Grito de fé

Grito de fé

O pastor via feliz seu rebanho proliferar, as pessoas envolvidas com suas palavras e a dedicação espiritual plena durante o culto. Cada um chegava no templo com seu problema, inevitável, mas cada vez mais cedo sua homilia tocava o coração dos fiéis. O auge vinha nos clamores da multidão de exorcismo e gratidão.

Obrigado, Senhor! clamava uma senhora sempre na primeira fila. Aleluia, aleluia, aleluia! gritava em sequência um negro lá do meio do salão com perfeita dicção. Oh, Glória! era um dos dizeres mais repetidos. E o pastor adorava, sentia nesse envolvimento emocional da plateia o retorno de toda a sua dedicação. Até que chegou o estranho.

No primeiro dia ele chegou junto com as vozes, como se chamado por elas, e ficou no fundo, calado, observando. Na semana seguinte voltou, chegou cedo, acompanhou todo o culto na última fila. Nas outras manteve a frequência e a participação, gritando alguma coisa sobre o demônio, que repetia três vezes e atraía olhares próximos. Sempre no fundo e cada vez mais bem arrumado.

Ao final de cada culto, boa parte dos fiéis se aglomerava em torno do pastor, queriam sua atenção, uma palavra especial, um conselho para a semana. O estranho saía sem nunca falar com ele, como tantos outros volta e meia, e voltava semanalmente, satisfeito com o que recebia nos cultos.
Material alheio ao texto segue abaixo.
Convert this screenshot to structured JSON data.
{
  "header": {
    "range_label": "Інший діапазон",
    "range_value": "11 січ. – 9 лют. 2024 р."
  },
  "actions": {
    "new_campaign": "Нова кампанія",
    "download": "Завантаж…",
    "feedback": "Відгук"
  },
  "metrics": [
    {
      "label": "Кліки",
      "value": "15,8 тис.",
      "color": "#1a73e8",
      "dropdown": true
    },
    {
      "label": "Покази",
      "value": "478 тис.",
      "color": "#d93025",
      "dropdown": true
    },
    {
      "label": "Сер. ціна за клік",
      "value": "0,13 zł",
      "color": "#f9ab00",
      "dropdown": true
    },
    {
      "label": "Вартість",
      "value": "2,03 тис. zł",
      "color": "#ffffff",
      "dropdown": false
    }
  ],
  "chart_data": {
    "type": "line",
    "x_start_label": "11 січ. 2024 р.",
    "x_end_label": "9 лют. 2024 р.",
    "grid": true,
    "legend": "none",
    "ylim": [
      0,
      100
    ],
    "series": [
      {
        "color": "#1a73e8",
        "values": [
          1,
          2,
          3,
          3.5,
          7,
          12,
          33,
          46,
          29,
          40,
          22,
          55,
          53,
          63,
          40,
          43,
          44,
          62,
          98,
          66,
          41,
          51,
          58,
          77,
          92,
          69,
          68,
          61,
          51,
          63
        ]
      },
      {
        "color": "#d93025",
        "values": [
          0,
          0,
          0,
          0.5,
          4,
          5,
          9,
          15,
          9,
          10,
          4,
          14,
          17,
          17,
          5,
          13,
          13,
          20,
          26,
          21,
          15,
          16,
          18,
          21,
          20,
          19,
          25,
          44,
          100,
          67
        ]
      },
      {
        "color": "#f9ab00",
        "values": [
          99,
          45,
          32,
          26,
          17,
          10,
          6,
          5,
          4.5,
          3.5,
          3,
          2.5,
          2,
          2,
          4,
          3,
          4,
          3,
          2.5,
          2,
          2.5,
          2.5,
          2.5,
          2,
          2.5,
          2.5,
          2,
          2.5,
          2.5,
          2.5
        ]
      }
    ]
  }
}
O pastor ficava feliz com a realização dos cordeiros, mas a do estranho era incômoda. Durante meses, mais de ano, o pastor tentou se aproximar dele, mas não conseguia, não via abertura, e o homem lá, do início ao fim, espantando o demônio e colhendo frutos com isso.

Um dia perdeu a paciência e caminhou em meio aos fiéis durante os clamores. Oh, Glórias! vinham dos lados, Aleluia, Aleluia, Aleluia ecoava do meio, lá da frente ribombava Obrigado, Senhor e do fundo um nítido Olha a pamonha, pamonha, pamonha!